Figure 3. Effects of Symbiont Elimination on the Adult Emergence Rate of the Plataspid Stinkbugs

(A) M. punctatissima; (B) M. cribraria; (C) B. subaeneus; (D) C. parvipictum. Means and standard deviations are shown. Open columns, with capsules; filled columns, without capsules. Sample sizes and p values of Wilcoxon test are indicated.

Figure 4. Effects of Symbiont Elimination on Adult Body Size and Phenotype of the Plataspid Stinkbugs

(A) Adult females of M. punctatissima (left) and M. cribraria (right) emerged from the control egg masses with capsules (top) and those from the treated egg masses without capsules (bottom). (B) Thorax width of M. punctatissima and (C) thorax width of M. cribraria. Means and standard deviations are shown. Open columns, with capsules; filled columns, without capsules. Sample sizes are labeled on the columns. Asterisks indicate statistically significant differences (median test; *** p < 0.001 after Bonferroni correction).
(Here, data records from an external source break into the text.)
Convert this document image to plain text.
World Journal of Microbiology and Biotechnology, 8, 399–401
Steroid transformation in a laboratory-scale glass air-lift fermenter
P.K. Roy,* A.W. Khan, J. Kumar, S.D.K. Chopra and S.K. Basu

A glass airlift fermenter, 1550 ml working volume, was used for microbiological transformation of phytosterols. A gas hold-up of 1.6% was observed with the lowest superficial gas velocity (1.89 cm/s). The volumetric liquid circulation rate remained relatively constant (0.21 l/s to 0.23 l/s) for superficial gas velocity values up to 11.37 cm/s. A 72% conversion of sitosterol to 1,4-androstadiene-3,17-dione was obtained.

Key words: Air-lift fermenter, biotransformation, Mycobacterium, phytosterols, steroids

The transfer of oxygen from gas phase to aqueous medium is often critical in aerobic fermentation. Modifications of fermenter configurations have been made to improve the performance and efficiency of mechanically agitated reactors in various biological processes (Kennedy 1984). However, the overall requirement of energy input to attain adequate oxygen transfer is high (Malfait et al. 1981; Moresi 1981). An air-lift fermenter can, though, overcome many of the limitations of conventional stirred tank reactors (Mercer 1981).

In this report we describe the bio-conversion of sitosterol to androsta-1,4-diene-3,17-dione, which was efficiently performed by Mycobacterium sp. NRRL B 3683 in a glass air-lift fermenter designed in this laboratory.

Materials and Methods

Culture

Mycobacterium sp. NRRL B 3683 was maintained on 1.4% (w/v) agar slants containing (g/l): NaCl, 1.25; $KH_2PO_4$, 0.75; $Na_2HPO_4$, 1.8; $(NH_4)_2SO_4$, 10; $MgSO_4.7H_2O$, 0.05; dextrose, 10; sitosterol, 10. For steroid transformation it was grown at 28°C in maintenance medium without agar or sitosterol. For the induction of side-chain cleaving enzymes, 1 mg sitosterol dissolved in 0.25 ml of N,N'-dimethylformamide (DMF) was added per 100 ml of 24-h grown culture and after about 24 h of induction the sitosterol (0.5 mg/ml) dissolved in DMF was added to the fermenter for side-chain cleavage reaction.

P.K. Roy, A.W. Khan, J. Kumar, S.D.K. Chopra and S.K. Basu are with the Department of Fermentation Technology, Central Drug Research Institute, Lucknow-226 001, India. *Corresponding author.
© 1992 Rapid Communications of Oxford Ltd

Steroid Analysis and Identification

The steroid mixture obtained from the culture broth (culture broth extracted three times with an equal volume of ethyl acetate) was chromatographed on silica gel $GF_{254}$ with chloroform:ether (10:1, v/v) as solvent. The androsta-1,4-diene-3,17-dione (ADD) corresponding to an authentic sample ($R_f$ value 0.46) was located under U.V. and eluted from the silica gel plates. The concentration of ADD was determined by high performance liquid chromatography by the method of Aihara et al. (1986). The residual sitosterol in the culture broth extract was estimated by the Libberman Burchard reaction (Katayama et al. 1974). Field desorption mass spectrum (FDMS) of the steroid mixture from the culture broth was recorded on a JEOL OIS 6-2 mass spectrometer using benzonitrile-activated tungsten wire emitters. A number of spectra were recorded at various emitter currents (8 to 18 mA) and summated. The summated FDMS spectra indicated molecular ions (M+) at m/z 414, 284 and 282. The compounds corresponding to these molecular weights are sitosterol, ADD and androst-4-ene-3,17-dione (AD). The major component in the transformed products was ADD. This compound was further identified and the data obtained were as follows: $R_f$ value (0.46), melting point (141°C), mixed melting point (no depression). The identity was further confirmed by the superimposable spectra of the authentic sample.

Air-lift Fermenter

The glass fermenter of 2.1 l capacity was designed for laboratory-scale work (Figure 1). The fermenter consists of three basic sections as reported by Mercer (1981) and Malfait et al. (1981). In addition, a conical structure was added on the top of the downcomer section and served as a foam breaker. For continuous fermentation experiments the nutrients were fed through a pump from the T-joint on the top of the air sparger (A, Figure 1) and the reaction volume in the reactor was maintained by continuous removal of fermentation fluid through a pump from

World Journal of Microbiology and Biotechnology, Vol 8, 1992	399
Figure 5. Phylogenetic Congruence between the Plataspid Stinkbugs and Their Symbiotic Bacteria

(A) A Bayesian phylogeny of the host insects on the basis of mitochondrial 16S rRNA gene sequences (847 aligned nucleotide sites). In addition to the plataspid stinkbugs, four pentatomomorphan species were examined as out-group taxa. In parentheses are taxonomic affiliations and in brackets are sequence accession numbers. (B) A Bayesian phylogeny of the plataspid symbionts on the basis of the same data of Figure 2 (16S rRNA gene, 1,213 aligned nucleotide sites). Dots indicate codivergence events inferred by the jungles algorithm [34]. Posterior probabilities in the Bayesian analysis and bootstrap values in the MP/ML analyses are presented as shown in Figure 2.

Figure 6. PFGE of the Symbiont Genomic DNA Prepared from the Posterior Midgut of a Female Adult of the Plataspid Stinkbugs

Lane 1, M. punctatissima; lane 2, M. cribraria; lane 3, C. parvipictum; lane 4, yeast PFGE marker; lane 5, lambda PFGE marker. Marker sizes are shown on the right side.